M. Dion (Mathieu) : Aujourd'hui, Québec solidaire donne l'impression d'être le parti ayant mis dans le coin du mur le gouvernement. Vous, vous avez multiplié les amendements pour bonifier le projet de loi. Avez-vous l'impression de vous faire damer le pion par Québec solidaire aujourd'hui au plan politique?

M. Barrette : Bien, absolument pas. Les gains de Québec solidaire aujourd'hui sont théâtraux, là. Regardez, là, ce n'est pas parce qu'on a reçu un rapport aujourd'hui que c'est un gain. Écoutez, moi, j'ai entendu Mme Ghazal et M. Nadeau-Dubois se vanter d'avoir un rapport — pensez-vous que c'est quelque chose qui va changer quelque chose demain, là? — et d'avoir un article qui dit que peut-être qu'on pourrait s'adresser à la question des quotas. Et là je vais vous faire un rappel. Le ministre s'est exprimé à répétition, avec intensité, contre les quotas et il préside la table de concertation. Alors, vous pensez vraiment, là, que ça, ça va donner un impact? Moi, je pense plutôt que le ministre a gagné sur Québec solidaire en leur lançant comme ça, en pâture, trois pièces documentaires, et ils ont accepté.

Je pense que les vrais gains, on les a eus. Les vrais grains, là, c'est de passer de 250 millions à 814 millions, et ça demeure insuffisant. Le vrai gain, c'est d'avoir un paiement d'un coup. Le vrai gain, c'est le transport adapté et, malheureusement, seulement une partie des contrats gouvernementaux. Le vrai gain, c'est d'avoir empêché le gouvernement de passer une loi qui empêche les contestations et les compensations. Ça, c'est de la substance.

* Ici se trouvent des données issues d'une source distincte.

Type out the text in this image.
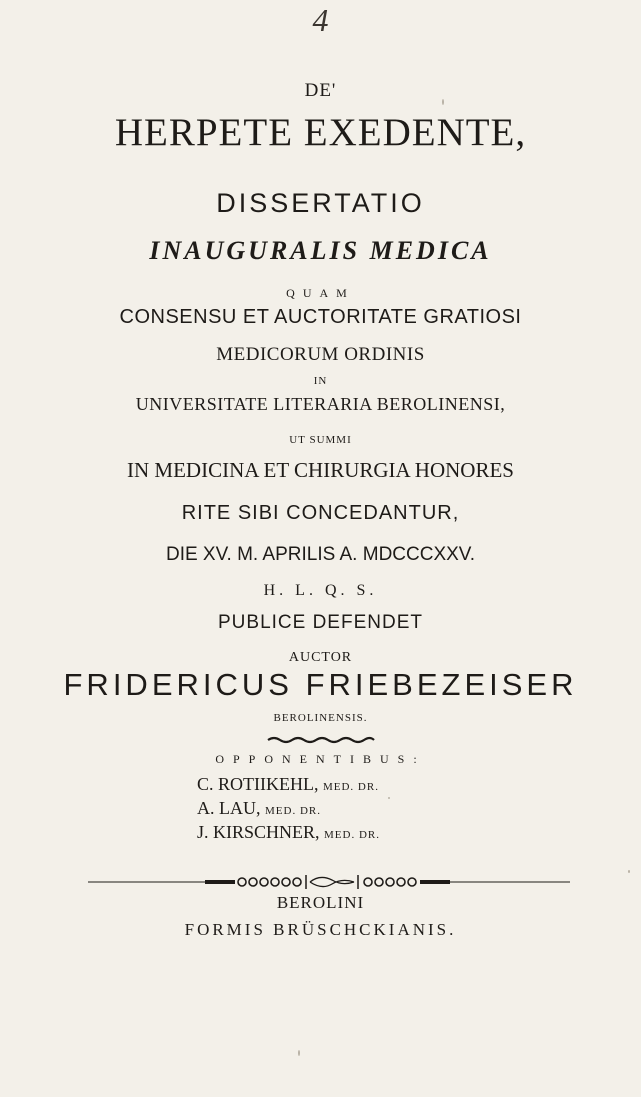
4
DE'
HERPETE EXEDENTE,
DISSERTATIO
INAUGURALIS MEDICA
QUAM
CONSENSU ET AUCTORITATE GRATIOSI
MEDICORUM ORDINIS
IN
UNIVERSITATE LITERARIA BEROLINENSI,
UT SUMMI
IN MEDICINA ET CHIRURGIA HONORES
RITE SIBI CONCEDANTUR,
DIE XV. M. APRILIS A. MDCCCXXV.
H. L. Q. S.
PUBLICE DEFENDET
AUCTOR
FRIDERICUS FRIEBEZEISER
BEROLINENSIS.
OPPONENTIBUS:
C. ROTIIKEHL, MED. DR.
A. LAU, MED. DR.
J. KIRSCHNER, MED. DR.
BEROLINI
FORMIS BRÜSCHCKIANIS.
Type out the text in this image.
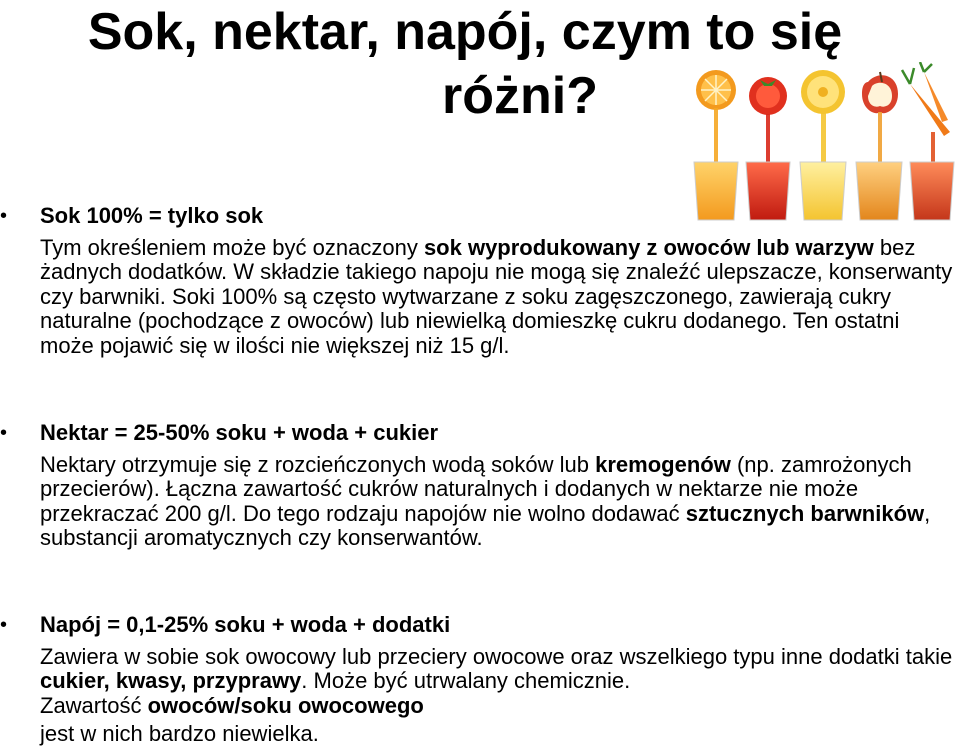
Sok, nektar, napój, czym to się
różni?
•
•
•
Sok 100% = tylko sok

Tym określeniem może być oznaczony sok wyprodukowany z owoców lub warzyw bez żadnych dodatków. W składzie takiego napoju nie mogą się znaleźć ulepszacze, konserwanty czy barwniki. Soki 100% są często wytwarzane z soku zagęszczonego, zawierają cukry naturalne (pochodzące z owoców) lub niewielką domieszkę cukru dodanego. Ten ostatni może pojawić się w ilości nie większej niż 15 g/l.

Nektar = 25-50% soku + woda + cukier

Nektary otrzymuje się z rozcieńczonych wodą soków lub kremogenów (np. zamrożonych przecierów). Łączna zawartość cukrów naturalnych i dodanych w nektarze nie może przekraczać 200 g/l. Do tego rodzaju napojów nie wolno dodawać sztucznych barwników, substancji aromatycznych czy konserwantów.

Napój = 0,1-25% soku + woda + dodatki

Zawiera w sobie sok owocowy lub przeciery owocowe oraz wszelkiego typu inne dodatki takie cukier, kwasy, przyprawy. Może być utrwalany chemicznie.
Zawartość owoców/soku owocowego
jest w nich bardzo niewielka.
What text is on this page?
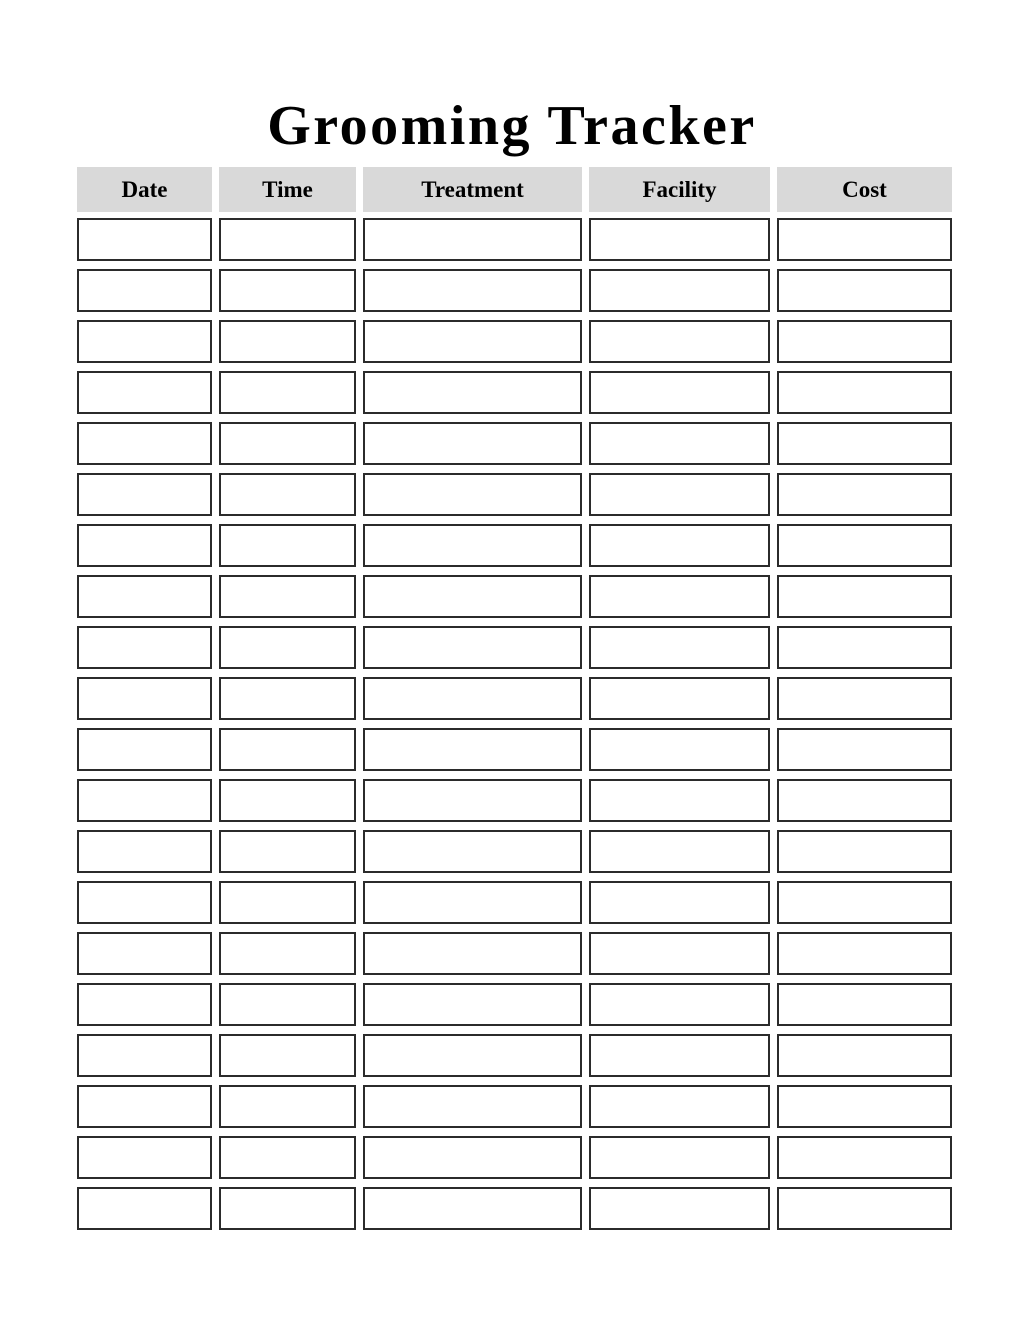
Grooming Tracker
Date	Time	Treatment	Facility	Cost
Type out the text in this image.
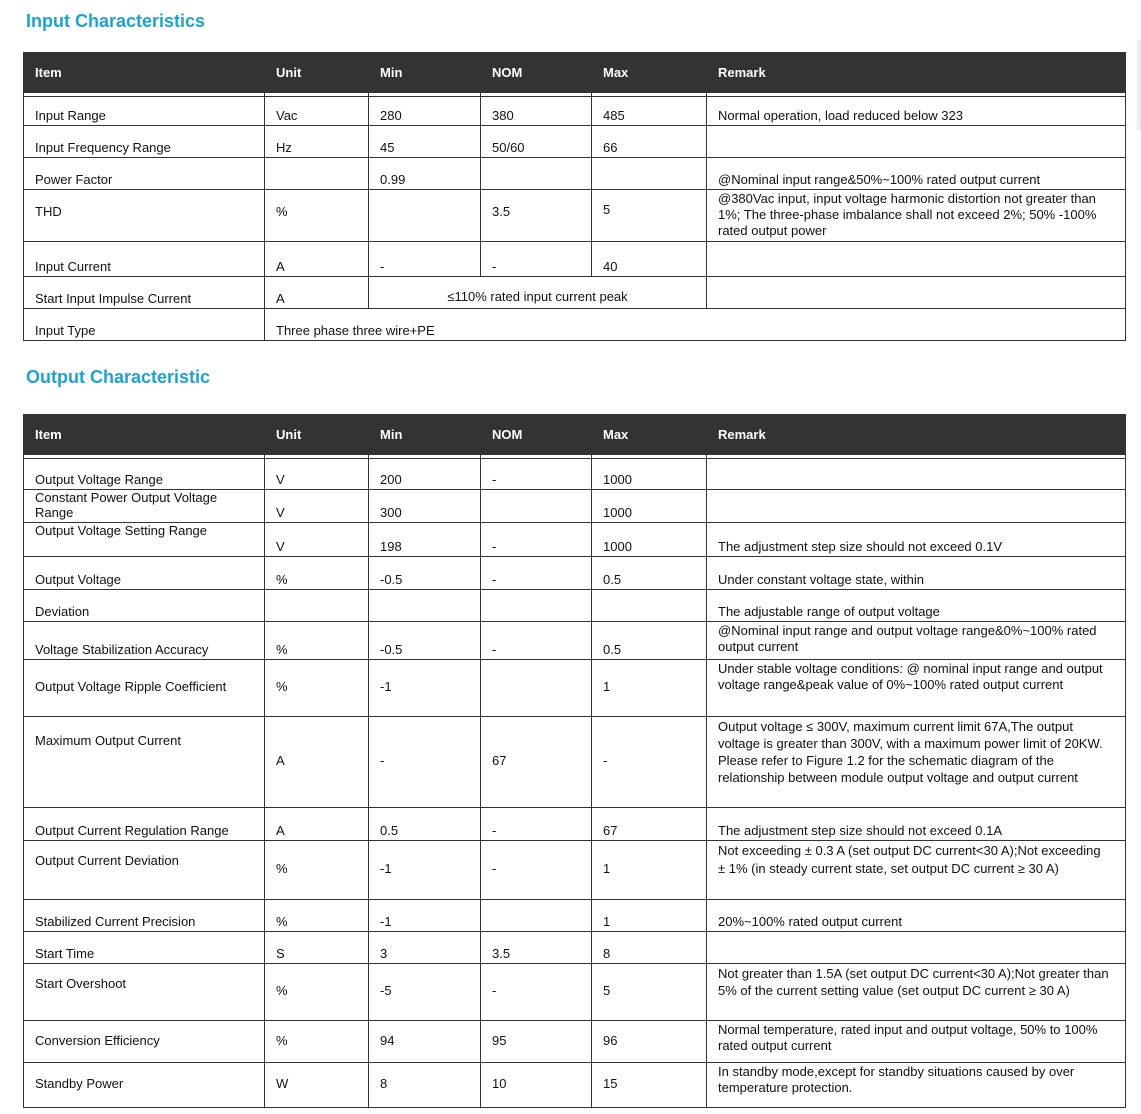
Input Characteristics
Item	Unit	Min	NOM	Max	Remark

Input Range	Vac	280	380	485	Normal operation, load reduced below 323
Input Frequency Range	Hz	45	50/60	66	
Power Factor		0.99			@Nominal input range&50%~100% rated output current
THD	%		3.5	5	@380Vac input, input voltage harmonic distortion not greater than 1%; The three-phase imbalance shall not exceed 2%; 50% -100% rated output power
Input Current	A	-	-	40	
Start Input Impulse Current	A	≤110% rated input current peak			
Input Type	Three phase three wire+PE				
Output Characteristic
Item	Unit	Min	NOM	Max	Remark

Output Voltage Range	V	200	-	1000	
Constant Power Output Voltage Range	V	300		1000	
Output Voltage Setting Range	V	198	-	1000	The adjustment step size should not exceed 0.1V
Output Voltage	%	-0.5	-	0.5	Under constant voltage state, within
Deviation					The adjustable range of output voltage
Voltage Stabilization Accuracy	%	-0.5	-	0.5	@Nominal input range and output voltage range&0%~100% rated output current
Output Voltage Ripple Coefficient	%	-1		1	Under stable voltage conditions: @ nominal input range and output voltage range&peak value of 0%~100% rated output current
Maximum Output Current	A	-	67	-	Output voltage ≤ 300V, maximum current limit 67A,The output voltage is greater than 300V, with a maximum power limit of 20KW. Please refer to Figure 1.2 for the schematic diagram of the relationship between module output voltage and output current
Output Current Regulation Range	A	0.5	-	67	The adjustment step size should not exceed 0.1A
Output Current Deviation	%	-1	-	1	Not exceeding ± 0.3 A (set output DC current<30 A);Not exceeding ± 1% (in steady current state, set output DC current ≥ 30 A)
Stabilized Current Precision	%	-1		1	20%~100% rated output current
Start Time	S	3	3.5	8	
Start Overshoot	%	-5	-	5	Not greater than 1.5A (set output DC current<30 A);Not greater than 5% of the current setting value (set output DC current ≥ 30 A)
Conversion Efficiency	%	94	95	96	Normal temperature, rated input and output voltage, 50% to 100% rated output current
Standby Power	W	8	10	15	In standby mode,except for standby situations caused by over temperature protection.
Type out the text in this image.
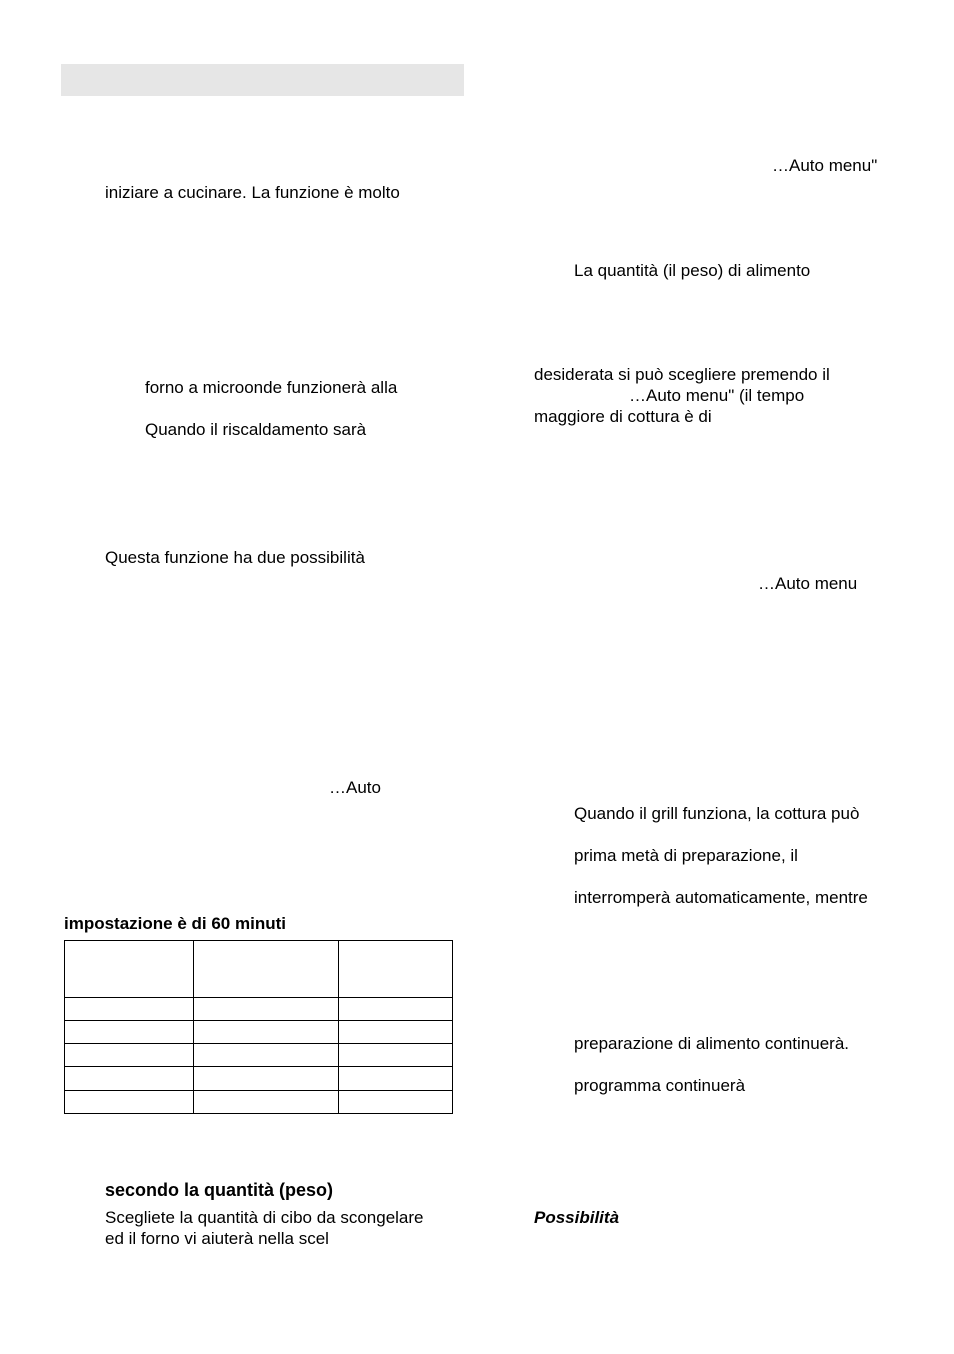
iniziare a cucinare. La funzione è molto
forno a microonde funzionerà alla
Quando il riscaldamento sarà
Questa funzione ha due possibilità
…Auto
impostazione è di 60 minuti

secondo la quantità (peso)
Scegliete la quantità di cibo da scongelare
ed il forno vi aiuterà nella scel
…Auto menu"
La quantità (il peso) di alimento
desiderata si può scegliere premendo il
…Auto menu" (il tempo
maggiore di cottura è di
…Auto menu
Quando il grill funziona, la cottura può
prima metà di preparazione, il
interromperà automaticamente, mentre
preparazione di alimento continuerà.
programma continuerà
Possibilità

Maintenant, pour ce qui est des feuilles de papier que Québec solidaire a gagnées aujourd'hui, bien, s'ils sont contents, tant mieux. Vous avez vu que le ministre Bonnardel était content. Il n'y aura pas de bâillon. Alors, voilà. Alors, moi, je pense que le parti politique qui a gagné, là, sur son enjeu à lui, c'est la CAQ, et le parti politique qui a fait les gains nécessaires pour les artisans du taxi, c'est le Parti libéral du Québec.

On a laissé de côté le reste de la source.